The VCF format allows for multiple alternative alleles in a single variant record. The alternative alleles are specified as a comma-separated list of their bases, so one may easily estimate the distribution of the alternative allele numbers in a command line using the following one-line script:
bcftools query -f '%ALT\n' input.vcf.gz | \ tr -d 'A-Za-z0-9<>:' | sort | uniq -c
Here we use bcftools query from the bcftools package for rapid extraction of alternative alleles from a VCF file. We need to know only the number of commas in each line, so we remove all other symbols using tr.

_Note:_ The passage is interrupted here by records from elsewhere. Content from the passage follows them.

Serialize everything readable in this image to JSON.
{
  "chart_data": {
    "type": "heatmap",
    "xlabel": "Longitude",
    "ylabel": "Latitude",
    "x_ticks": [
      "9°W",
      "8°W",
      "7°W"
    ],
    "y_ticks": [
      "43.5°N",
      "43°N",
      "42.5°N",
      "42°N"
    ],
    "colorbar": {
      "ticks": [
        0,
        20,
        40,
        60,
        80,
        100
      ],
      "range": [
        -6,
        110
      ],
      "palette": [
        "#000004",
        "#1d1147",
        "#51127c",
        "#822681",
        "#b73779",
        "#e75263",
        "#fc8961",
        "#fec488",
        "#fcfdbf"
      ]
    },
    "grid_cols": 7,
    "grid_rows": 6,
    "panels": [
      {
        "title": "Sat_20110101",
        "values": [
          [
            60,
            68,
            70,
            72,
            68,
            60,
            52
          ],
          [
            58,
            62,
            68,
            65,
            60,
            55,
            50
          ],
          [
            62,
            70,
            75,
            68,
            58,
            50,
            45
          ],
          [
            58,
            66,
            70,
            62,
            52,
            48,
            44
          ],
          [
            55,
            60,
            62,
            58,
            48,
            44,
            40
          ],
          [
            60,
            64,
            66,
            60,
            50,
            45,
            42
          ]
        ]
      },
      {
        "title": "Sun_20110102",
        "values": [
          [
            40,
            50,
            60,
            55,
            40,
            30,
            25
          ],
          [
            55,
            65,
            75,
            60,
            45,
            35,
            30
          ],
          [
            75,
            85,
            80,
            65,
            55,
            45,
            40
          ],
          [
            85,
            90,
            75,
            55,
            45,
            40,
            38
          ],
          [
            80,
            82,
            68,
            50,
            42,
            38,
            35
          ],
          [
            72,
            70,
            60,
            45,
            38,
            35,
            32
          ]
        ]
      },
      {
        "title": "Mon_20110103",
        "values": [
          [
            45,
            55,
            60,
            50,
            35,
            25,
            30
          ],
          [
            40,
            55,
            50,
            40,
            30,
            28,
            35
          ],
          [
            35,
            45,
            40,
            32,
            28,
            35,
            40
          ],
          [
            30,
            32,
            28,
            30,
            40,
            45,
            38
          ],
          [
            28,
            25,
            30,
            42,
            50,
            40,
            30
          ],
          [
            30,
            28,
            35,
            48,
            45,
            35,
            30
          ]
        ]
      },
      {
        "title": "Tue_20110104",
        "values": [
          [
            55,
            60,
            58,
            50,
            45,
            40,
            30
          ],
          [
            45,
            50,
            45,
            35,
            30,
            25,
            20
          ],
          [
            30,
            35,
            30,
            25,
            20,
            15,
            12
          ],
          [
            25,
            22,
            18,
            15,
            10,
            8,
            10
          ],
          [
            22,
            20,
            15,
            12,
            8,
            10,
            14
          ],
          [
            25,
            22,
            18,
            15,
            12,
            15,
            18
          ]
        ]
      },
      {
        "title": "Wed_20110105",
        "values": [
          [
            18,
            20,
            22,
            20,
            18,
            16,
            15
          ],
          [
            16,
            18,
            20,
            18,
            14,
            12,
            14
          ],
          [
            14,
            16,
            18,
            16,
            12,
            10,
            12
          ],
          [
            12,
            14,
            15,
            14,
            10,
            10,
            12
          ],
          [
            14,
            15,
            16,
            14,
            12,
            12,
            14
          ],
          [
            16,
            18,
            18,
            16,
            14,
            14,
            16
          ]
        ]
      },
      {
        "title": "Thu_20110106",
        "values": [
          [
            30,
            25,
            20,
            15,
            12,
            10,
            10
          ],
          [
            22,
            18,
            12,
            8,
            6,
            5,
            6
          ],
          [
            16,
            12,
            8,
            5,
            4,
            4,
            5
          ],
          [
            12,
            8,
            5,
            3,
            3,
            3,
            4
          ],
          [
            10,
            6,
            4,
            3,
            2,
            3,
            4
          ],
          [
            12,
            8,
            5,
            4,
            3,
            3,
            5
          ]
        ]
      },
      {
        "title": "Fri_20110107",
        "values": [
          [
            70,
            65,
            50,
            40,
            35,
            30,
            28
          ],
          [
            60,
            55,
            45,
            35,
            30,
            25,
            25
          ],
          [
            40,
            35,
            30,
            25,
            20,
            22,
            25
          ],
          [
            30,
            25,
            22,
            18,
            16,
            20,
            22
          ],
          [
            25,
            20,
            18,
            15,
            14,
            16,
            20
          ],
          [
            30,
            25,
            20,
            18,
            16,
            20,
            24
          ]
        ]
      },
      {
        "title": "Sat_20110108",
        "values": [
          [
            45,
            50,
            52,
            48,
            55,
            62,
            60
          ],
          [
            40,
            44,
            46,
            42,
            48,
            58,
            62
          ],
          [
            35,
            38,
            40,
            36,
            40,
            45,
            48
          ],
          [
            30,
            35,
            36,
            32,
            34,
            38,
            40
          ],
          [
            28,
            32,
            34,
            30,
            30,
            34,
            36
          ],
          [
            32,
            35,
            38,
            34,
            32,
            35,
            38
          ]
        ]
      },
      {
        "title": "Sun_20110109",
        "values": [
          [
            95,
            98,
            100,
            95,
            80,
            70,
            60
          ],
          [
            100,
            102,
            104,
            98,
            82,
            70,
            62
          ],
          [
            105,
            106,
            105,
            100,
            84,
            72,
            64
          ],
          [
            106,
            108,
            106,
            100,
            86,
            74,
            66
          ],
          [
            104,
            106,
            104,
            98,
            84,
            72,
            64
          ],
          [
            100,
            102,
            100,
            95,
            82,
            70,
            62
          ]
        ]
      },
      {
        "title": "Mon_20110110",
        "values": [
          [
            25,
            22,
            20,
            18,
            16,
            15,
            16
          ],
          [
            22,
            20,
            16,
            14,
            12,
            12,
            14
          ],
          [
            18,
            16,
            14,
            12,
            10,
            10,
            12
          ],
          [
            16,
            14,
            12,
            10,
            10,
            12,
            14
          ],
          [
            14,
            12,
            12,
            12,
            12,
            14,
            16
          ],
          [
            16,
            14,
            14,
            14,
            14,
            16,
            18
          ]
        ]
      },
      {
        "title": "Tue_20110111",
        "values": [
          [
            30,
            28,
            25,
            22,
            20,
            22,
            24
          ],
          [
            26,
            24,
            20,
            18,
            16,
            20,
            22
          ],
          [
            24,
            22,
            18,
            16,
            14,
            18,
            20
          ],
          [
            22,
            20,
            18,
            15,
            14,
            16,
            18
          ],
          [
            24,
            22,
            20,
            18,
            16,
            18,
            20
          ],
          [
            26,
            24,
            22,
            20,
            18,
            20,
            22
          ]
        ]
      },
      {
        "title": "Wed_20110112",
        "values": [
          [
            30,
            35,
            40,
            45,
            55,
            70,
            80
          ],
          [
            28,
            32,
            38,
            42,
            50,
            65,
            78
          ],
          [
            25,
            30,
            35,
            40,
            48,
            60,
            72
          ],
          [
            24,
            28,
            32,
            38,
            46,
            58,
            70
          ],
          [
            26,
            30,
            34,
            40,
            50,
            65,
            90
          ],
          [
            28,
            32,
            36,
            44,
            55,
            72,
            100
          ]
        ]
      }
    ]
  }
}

Finally, we count lines containing the particular numbers of commas.
Example: 1000 Genomes variants on chromosome 22
Let us demonstrate the script using the VCF file of 1000 Genomes variants on chromosome 22. The file contains 1,103,547 variants, including 1,060,388 SNPs and 43,230 indels.
bcftools query -f '%ALT\n' \ ALL.chr22.phase3_shapeit2_mvncall_integrated_v5.20130502.genotypes.vcf.gz | \ tr -d 'A-Za-z0-9<>:' | sort | uniq -c
The script produced the following output.
1097199 6073 , 224 ,, 38 ,,, 9 ,,,, 3 ,,,,, 1 ,,,,,,,
According to the output, most of the variants in the file are biallelic (i.e., having a reference allele and a single alternative allele) and less than 1% of them are multiallelic. Most of the multiallelic variants are triallelic (i.e., having a reference allele and two alternative alleles) and only 275 multiallelic variants have more than two alternative alleles.